Shaky Economy May Dislodge Obama's Footing
By Dan Balz
Nothing may be more important to public assessments of President Obama's leadership than the state of the economy and at this point there are political warning lights flashing.
In light of the latest unemployment figures, there are more persistent questions coming at the administration. Did Obama and his team get it right last winter when they put together their $787 billion stimulus package or did they undershoot? If they did make a mistake, what should they do now?
The administration is trying to dampen down talk that they didn't get it quite right. Vice President Biden opened the door to questions on Sunday, telling ABC's George Stephanopoulos, "We and everyone else misread the economy." But he insisted that the stimulus applied "is the right package given the circumstances we're in."
Obama, in Moscow, tried to modulate the impact of the vice president's words that the administration had somehow miscalculated. "No, no, no, no, no," he told NBC's Chuck Todd. "Rather than say misread, we had incomplete information." To ABC's Jake Tapper, he said, "There's nothing that we would have done differently. We needed a stimulus and we needed a substantial stimulus."
What both Obama and Biden were trying to explain away was the dissonance between their early assurances that the big stimulus package would hold the unemployment rate to around 8 percent with Thursday's report showing it at 9.5 percent. The jobless rate is expected to rise further in the months to come, with some economists projecting that it will go above 10 percent for the first time since 1982.
It is hard to square an assessment that the administration underestimated the severity of the recession and the assertion that the White House wouldn't have done anything different had it known how bad things really were. At the time, there were some economists who warned that even a package as big as $800 billion was not enough to deal with the severity of the economy's collapse.
One reason the president and others may have confidence in their stimulus package is that so little of the money has actually been spent. That is not necessarily by design--administration officials said at the time of passage that money would flow quickly. Now, the fact that it hasn't provides some hope to these officials that when it does arrive its impact will be felt. "The second hundred days you're going to see a lot more jobs created," Biden insisted on Sunday.

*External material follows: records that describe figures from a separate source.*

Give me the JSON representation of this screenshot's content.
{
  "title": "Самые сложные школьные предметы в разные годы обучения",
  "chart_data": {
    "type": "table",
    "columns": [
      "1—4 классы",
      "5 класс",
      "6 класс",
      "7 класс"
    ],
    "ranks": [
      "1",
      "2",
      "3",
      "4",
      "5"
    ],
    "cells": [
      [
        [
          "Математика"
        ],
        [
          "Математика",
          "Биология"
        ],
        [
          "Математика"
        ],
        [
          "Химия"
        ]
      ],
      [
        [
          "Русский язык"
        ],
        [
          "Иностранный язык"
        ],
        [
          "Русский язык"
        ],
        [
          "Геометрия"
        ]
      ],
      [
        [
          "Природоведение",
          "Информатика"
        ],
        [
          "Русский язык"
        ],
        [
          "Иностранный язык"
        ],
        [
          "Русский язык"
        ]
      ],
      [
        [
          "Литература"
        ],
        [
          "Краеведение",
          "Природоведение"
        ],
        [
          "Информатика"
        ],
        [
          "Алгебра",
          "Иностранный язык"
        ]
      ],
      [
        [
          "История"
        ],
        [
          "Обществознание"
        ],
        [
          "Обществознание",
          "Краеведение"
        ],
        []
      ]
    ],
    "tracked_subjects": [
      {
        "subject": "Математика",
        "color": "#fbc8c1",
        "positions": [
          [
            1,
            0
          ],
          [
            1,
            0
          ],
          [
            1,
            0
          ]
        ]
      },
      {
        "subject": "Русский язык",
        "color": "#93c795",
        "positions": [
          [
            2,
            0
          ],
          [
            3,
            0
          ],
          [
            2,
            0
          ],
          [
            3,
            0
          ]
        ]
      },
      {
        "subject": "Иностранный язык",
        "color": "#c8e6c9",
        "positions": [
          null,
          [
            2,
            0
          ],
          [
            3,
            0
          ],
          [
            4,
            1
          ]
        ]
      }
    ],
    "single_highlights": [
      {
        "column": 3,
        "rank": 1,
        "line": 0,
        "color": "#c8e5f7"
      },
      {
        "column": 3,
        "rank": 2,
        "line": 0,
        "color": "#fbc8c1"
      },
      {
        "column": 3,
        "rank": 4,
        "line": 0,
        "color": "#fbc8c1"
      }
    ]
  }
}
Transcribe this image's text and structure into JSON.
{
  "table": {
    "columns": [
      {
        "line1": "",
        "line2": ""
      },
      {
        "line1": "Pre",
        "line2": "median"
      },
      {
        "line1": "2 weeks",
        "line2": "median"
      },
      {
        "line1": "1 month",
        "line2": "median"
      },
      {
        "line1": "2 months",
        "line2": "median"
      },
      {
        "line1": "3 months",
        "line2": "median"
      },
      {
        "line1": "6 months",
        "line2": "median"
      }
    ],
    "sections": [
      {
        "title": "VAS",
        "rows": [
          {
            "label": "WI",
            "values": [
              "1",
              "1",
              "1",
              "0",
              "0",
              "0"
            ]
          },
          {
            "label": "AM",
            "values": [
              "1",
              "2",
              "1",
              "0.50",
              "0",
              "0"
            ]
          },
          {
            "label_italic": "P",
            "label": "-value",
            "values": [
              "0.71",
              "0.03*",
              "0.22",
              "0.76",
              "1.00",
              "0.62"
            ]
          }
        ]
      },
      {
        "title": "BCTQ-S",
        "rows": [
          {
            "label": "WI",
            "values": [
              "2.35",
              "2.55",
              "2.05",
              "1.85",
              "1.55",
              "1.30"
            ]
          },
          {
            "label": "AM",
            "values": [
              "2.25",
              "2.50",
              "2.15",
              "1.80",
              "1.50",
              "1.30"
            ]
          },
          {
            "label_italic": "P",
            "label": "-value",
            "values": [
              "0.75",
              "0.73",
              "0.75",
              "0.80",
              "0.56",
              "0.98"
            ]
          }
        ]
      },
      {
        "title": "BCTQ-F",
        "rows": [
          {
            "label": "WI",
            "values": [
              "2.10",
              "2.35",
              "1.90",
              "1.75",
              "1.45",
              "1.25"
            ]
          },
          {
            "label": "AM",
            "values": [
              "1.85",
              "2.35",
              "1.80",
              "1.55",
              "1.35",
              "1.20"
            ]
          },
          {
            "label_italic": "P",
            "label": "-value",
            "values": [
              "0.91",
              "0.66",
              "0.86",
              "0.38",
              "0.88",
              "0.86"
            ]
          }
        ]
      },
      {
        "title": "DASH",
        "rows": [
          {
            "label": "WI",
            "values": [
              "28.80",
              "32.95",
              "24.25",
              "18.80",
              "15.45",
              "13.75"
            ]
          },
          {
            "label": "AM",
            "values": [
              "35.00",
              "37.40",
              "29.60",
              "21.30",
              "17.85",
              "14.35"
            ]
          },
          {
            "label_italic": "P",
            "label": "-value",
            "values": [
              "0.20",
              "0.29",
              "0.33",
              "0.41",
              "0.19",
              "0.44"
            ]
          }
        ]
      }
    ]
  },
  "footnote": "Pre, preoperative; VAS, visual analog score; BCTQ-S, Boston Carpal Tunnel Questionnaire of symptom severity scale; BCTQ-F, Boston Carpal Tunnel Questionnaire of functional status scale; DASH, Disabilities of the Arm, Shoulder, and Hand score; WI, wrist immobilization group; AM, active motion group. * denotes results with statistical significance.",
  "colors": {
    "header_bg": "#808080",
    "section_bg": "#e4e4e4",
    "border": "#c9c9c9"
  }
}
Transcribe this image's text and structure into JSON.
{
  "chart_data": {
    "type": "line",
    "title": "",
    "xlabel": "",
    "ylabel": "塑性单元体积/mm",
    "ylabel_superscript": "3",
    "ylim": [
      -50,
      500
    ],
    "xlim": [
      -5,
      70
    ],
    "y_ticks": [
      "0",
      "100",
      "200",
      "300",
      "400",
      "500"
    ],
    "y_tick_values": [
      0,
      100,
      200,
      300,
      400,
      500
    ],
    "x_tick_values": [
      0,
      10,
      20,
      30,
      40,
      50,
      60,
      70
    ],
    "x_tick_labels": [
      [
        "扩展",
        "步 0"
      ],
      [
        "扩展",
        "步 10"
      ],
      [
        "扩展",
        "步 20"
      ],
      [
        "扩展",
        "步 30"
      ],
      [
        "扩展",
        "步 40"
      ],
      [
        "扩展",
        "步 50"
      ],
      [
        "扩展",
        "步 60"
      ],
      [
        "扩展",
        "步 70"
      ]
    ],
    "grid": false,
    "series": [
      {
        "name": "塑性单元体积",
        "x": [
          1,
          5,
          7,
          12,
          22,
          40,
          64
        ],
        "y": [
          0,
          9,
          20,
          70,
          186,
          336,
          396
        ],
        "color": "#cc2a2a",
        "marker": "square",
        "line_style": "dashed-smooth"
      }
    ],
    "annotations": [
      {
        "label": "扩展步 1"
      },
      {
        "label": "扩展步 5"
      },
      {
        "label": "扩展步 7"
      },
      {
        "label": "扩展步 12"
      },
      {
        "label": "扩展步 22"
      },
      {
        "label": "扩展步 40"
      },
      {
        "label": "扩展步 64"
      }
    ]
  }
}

Biden said it was premature to decide whether a second stimulus package is needed, as some economists have suggested. Earlier this spring, administration officials were convinced they couldn't get another package through Congress even if needed.
Obama was equivocal on the question of whether there is something more to do, saying that is something "that we wrestle with constantly." But he added that there were legitimate concerns about the size of the deficit all the current spending will create. "In the midterm and long term we're going to have to get control of that," he said on ABC.
Concerns about whether the stimulus package is or will work are the last thing Obama needed at this moment. White House Chief of Staff Rahm Emanuel has set the administration's calendar to focus all energies this month on the legislative battle over health care. Questions about the economy, about the need for more stimulus, would only complicate hopes for passing what other presidents have failed to get done.
Obama continues to argue that health care reform is a critical piece of his plan to fix the economy, long term. But there are even some Democrats outside the administration who worry that Obama and his team may have taken their eye off the economy, that they are not sufficiently vigilant in making sure that they produce the job growth they have promised since January.
So far, Obama hasn't been blamed for the overall state of the economy, which he repeatedly reminds people is something he inherited from his predecessor. But there continue to be indications of slackening confidence in his remedies.
A recent Washington Post-ABC News poll recorded a noticeable decline in the percentage of people who said they believed the stimulus package had or would work--and that was before the unemployment rate rose again. That poll also found that rising optimism about the direction of the country had hit a plateau--or even begun to slip.
On Tuesday came another, perhaps more troublesome, signal of disenchantment with the president's policies, in a survey of attitudes in the state of Ohio by Quinnipiac University. In the past two months, Obama's overall approval rating dropped from 62 percent to 49 percent. His economic approval rating also fell, from 57 percent to 46 percent (to 48 percent who said they now disapprove).
Earlier this year, when the president's approval ratings dropped, it was largely because of a falloff among Republicans. In the poll of Ohioans, Republican approval of Obama dropped only a bit. More significant was the sharp decline among independents and even a modest drop among Democrats.
Obama's economic approval rating among independents plummeted between May and July, falling from 51 percent to 33 percent. His overall approval among these critically important voters dropped from 59 percent to 38 percent.
The poll of Ohioans also found that men in particular have soured dramatically on the president's leadership, with majorities saying they disapprove of his overall leadership and his handling of the economy.
Ohio is just one state--admittedly a politically sensitive state--and the Quinnipiac poll is just one survey. Much more will be needed to fill out the picture of Obama's presidency. But the shifts are big enough to warrant attention from the president's political and economic advisers.
Administration officials may be right in believing that the stimulus package will kick into higher gear during the remainder of this year and that no further action may be needed. But getting the economy right remains the most important challenge facing the Obama administration.